In a volume-priced SaaS model, that level of telemetry would be financially risky. In a fully managed BYOC architecture without ingestion taxes, it becomes practical.

Open Source Compatible. Not Locked-In.

This shift does not mean abandoning open standards. In fact, we support Prometheus, OpenTelemetry, and we use OTTL inside our pipelines.

We do not fight the ecosystem. We extend it.

There are environments where external telemetry pipelines and SaaS control layers will continue to make sense. Large legacy enterprises anchored to older stacks often rely on those tools to bridge gaps in DevOps maturity.

But modern builders who are AI-native, Kubernetes-first, and cost-aware are increasingly questioning why they are paying a SaaS markup for telemetry plumbing.

When a fully managed BYOC architecture eliminates ingestion taxes, removes volume pricing, supports open standards, and delivers deep eBPF context out of the box, the economics change.

Incentives align.

And the observability tax starts to look like what it is: a model built for a pre-AI world.

A Fair Perspective

If you are a smaller organization with predictable telemetry growth and limited AI workloads, volume-based pricing may not hurt you yet.

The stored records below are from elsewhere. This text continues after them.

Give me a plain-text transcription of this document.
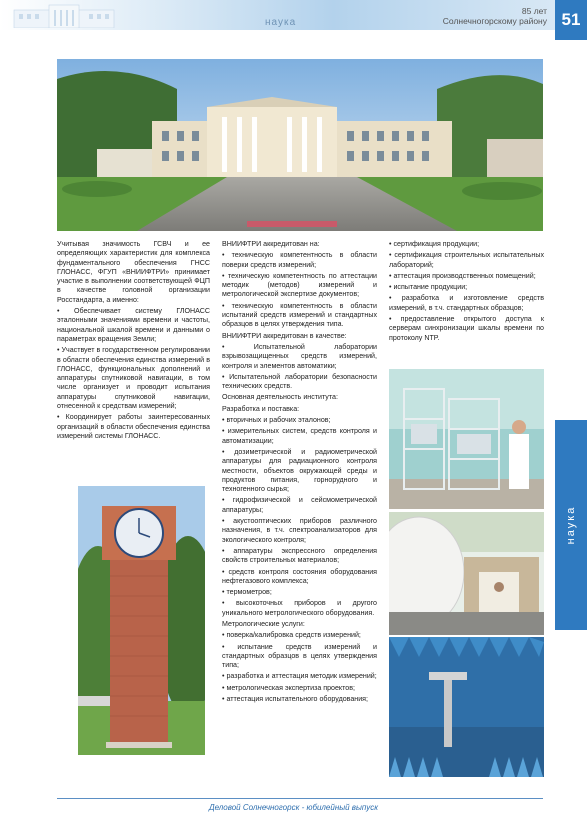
наука
85 лет
Солнечногорскому району 51

Учитывая значимость ГСВЧ и ее определяющих характеристик для комплекса фундаментального обеспечения ГНСС ГЛОНАСС, ФГУП «ВНИИФТРИ» принимает участие в выполнении соответствующей ФЦП в качестве головной организации Росстандарта, а именно:

• Обеспечивает систему ГЛОНАСС эталонными значениями времени и частоты, национальной шкалой времени и данными о параметрах вращения Земли;

• Участвует в государственном регулировании в области обеспечения единства измерений в ГЛОНАСС, функциональных дополнений и аппаратуры спутниковой навигации, в том числе организует и проводит испытания аппаратуры спутниковой навигации, отнесенной к средствам измерений;

• Координирует работы заинтересованных организаций в области обеспечения единства измерений системы ГЛОНАСС.

ВНИИФТРИ аккредитован на:

• техническую компетентность в области поверки средств измерений;

• техническую компетентность по аттестации методик (методов) измерений и метрологической экспертизе документов;

• техническую компетентность в области испытаний средств измерений и стандартных образцов в целях утверждения типа.

ВНИИФТРИ аккредитован в качестве:

• Испытательной лаборатории взрывозащищенных средств измерений, контроля и элементов автоматики;

• Испытательной лаборатории безопасности технических средств.

Основная деятельность института:

Разработка и поставка:

• вторичных и рабочих эталонов;

• измерительных систем, средств контроля и автоматизации;

• дозиметрической и радиометрической аппаратуры для радиационного контроля местности, объектов окружающей среды и продуктов питания, горнорудного и техногенного сырья;

• гидрофизической и сейсмометрической аппаратуры;

• акустооптических приборов различного назначения, в т.ч. спектроанализаторов для экологического контроля;

• аппаратуры экспрессного определения свойств строительных материалов;

• средств контроля состояния оборудования нефтегазового комплекса;

• термометров;

• высокоточных приборов и другого уникального метрологического оборудования.

Метрологические услуги:

• поверка/калибровка средств измерений;

• испытание средств измерений и стандартных образцов в целях утверждения типа;

• разработка и аттестация методик измерений;

• метрологическая экспертиза проектов;

• аттестация испытательного оборудования;

• сертификация продукции;

• сертификация строительных испытательных лабораторий;

• аттестация производственных помещений;

• испытание продукции;

• разработка и изготовление средств измерений, в т.ч. стандартных образцов;

• предоставление открытого доступа к серверам синхронизации шкалы времени по протоколу NTP.

наука
Деловой Солнечногорск - юбилейный выпуск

Traditional SaaS observability can still function in that environment.

There is also a swap cost. Migration requires effort and coordination.

But if you are building AI-native systems, operating Kubernetes at meaningful scale, and expecting telemetry to expand significantly over the next few years, the inflection point arrives quickly.

When it does, incremental discounts will not solve it.

The Evaluation Lens

This is not about finding a vendor that is 30 percent cheaper this quarter.

It is about asking a structural question.

If our telemetry grows 50× over the next three years, does our pricing model survive without forcing us to sample more, retain less, or limit visibility?

If the answer depends on controlling volume, then you are still paying an observability tax.

In the AI era, observability has to scale with innovation. Not penalize it.